I love the graphics on the existing site and site plan – which are appropriate and evocative of the steppe landscape… abstracting but capturing perfectly the nuance of the terrain. This cellular form continues in Leeser’s building and seems to fit as well, but it’s difficult to see exactly the specific material in these renderings, which are definitely site-centric.
:: image via Balmori Associates
Some additional info on the project, via Core.form-ULA: “The Museum, its Scientific Research Center and Laboratory were established to study not only Siberian mammoths, but also Yakutsk’s Permafrost layer: a condition that makes the ground surface prone frost heave. With each freezing and thawing cycle, soil and stones shift into self organizing patterns and creates a unique condition known only to that region. Balmori Associates developed the plan of making a permafrost landscape, and letting this respond and be derived from its context. This integration of interface between structure and nature, the trademark of Balmori Associates, provided the twist that ultimately helped the project to win.”
:: – image via Balmori Associates
The interior and exterior views frame and complement the semi-barren Siberia landscape and require subtle interventions, and can be strongly accentuated with the lightest touch. The image above shows some simple paving with minimal articulation from multi-trunked aspens and a waving ground plane of grasses and simple wildflowers. Similar to a tallgrass prairie, there is simplicity in overall form, with broad brushstrokes of color, but when viewed up close, opens up with subtle and vibrant colors and textures. To capture this is hard. To design with this is near impossible.

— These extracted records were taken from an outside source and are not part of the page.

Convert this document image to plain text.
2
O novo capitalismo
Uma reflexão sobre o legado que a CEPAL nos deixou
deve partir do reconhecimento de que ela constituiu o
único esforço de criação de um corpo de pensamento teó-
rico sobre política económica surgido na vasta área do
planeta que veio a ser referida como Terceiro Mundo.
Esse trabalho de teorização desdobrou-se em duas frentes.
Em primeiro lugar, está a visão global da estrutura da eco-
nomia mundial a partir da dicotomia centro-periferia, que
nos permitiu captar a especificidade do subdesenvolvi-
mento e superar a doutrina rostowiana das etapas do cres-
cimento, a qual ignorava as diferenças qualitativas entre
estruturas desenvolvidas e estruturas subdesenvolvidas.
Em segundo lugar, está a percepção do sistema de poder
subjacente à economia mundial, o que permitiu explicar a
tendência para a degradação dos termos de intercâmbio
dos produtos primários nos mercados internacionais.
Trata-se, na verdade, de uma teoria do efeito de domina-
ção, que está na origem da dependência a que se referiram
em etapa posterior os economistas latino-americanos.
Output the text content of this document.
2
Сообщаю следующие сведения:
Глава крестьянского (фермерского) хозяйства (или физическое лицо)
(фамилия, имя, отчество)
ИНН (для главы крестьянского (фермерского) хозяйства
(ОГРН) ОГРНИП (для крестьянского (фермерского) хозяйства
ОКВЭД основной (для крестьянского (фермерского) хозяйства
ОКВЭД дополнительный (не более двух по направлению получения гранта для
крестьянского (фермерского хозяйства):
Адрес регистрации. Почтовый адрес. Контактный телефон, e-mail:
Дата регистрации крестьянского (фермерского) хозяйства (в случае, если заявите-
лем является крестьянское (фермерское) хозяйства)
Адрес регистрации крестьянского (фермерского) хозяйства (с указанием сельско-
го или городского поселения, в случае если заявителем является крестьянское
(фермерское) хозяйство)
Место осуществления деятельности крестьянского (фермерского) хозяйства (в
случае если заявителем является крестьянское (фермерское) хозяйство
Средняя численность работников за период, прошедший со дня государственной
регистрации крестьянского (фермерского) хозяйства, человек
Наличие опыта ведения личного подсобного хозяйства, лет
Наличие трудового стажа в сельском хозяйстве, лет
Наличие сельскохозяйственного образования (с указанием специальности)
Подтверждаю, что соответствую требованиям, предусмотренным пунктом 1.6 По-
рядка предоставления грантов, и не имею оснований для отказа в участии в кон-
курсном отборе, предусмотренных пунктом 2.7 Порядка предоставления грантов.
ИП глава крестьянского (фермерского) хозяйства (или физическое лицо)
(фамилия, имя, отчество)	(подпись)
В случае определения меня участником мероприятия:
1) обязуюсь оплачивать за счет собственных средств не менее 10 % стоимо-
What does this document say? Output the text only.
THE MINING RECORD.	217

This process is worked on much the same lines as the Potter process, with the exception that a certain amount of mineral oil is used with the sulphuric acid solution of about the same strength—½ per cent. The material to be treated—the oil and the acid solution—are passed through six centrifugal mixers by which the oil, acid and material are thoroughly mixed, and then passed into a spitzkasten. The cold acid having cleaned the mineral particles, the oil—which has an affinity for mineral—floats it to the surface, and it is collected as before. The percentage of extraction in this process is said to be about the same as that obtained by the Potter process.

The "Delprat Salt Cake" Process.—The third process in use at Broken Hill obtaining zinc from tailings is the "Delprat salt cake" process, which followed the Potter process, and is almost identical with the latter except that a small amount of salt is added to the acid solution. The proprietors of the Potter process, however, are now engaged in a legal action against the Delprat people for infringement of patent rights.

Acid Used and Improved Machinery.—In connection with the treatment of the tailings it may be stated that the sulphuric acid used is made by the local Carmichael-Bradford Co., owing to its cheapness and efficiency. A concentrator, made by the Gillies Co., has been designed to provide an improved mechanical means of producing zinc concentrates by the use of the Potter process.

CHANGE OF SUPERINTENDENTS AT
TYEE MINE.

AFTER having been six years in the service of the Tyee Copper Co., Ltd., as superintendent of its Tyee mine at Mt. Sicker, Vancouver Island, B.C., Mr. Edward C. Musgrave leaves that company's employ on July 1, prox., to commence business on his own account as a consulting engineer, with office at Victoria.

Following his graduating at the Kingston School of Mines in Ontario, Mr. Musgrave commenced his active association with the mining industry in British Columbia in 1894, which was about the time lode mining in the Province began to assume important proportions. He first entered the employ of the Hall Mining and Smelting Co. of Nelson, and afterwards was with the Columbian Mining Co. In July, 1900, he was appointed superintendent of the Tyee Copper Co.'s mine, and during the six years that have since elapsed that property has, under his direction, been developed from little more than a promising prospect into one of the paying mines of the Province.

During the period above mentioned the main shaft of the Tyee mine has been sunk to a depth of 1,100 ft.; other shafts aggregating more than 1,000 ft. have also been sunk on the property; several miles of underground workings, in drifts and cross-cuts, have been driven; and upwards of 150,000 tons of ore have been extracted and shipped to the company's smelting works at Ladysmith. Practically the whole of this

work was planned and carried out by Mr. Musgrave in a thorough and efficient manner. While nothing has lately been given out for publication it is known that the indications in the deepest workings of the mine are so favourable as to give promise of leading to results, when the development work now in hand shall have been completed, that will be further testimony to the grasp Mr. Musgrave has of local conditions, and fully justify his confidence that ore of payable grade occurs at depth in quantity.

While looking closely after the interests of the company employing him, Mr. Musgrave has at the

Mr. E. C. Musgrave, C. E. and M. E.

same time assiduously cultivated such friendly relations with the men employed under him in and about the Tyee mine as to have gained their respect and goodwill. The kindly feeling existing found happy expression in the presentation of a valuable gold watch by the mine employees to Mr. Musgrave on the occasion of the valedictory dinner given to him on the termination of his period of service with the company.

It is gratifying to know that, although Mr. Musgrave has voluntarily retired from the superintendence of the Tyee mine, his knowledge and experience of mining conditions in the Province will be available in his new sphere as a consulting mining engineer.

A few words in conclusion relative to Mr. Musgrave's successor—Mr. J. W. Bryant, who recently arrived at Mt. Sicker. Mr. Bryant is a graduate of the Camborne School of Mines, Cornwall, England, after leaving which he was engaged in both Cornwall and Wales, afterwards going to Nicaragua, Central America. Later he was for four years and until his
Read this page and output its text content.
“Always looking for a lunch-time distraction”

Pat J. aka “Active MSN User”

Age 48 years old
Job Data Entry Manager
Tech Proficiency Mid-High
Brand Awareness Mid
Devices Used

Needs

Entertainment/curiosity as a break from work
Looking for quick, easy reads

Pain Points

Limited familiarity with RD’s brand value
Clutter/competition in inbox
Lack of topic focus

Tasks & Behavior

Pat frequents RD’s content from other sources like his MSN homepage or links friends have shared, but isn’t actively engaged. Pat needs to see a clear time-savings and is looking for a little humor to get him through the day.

:: Interior Landscape View – image via Balmori Associates
There is some more space in the interiors for a bit of stylistic flourish (who says science can’t be beautiful?) Again, via Core.form-ULA: “The interior of the museum is covered with gardens that cascade down a sloped surface and help to create an healthy indoor climate. Lush mats of moss and lichen, the natural insulators of permafrost ground grow between latticework of pathways. Each moss and lichen requires different growing substrates (stone, wood, gravel, etc.) which present an opportunity for sculptural design. Based on patterned ground formations that occur above permafrost, the landscape design is both aesthetically and ecologically reminiscent of the local natural patterns.. All plants chosen are native to Eastern Siberia and are showcased as well in the extensive outdoor gardens.”
:: Typologies and Plant Materials – images via Balmori Associates
A bit of digging found some more architectural shots from building interiors, which frankly seem a bit clinical (oh, it’s the non-fun part of science, right?). The subtlety of the landscape may seem more vibrant when interiors are spare and devoid of color – as the outdoors are glimpsed through corridors at a distance. Perhaps the beauty of contrast.
:: image via Dezeen
All in all a great project and some fine site/building integration. Too bad the mammoths aren’t around to enjoy this place that has been created for them, although there is, according to Dezeen: “The centre will contain an intact mammoth discovered nearby and provide access to underground galleries from which the permafrost can be viewed.”
I’ve been a fan of Balmori Associates since my first glimpse of the green roofs in Long Island (recently included in a review of Site/Non-site) and the appreciation of their work in the urban landscape. This project reinforces this idea, with a delicate site design that is as appropriate to a difficult and amazing context. A short bio, gives some more info as to why they fit the idea of Landscape+Urbanism – perhaps a future profile in Veg.itect series is imminent.
Via Core.form-ULA: “Balmori Associates, founded in 1990, is a design firm recognized for its work in integrating architecture, urban planning and landscape architecture into complex urban projects. The firm seeks to incorporate innovative sustainable systems and patterns of use within an overarching sense of place. Balmori Associates combines a high level of artistic design with a deep understanding of ecological principles.”
Thanks to Monica and Christina from Balmori for the tip and photos!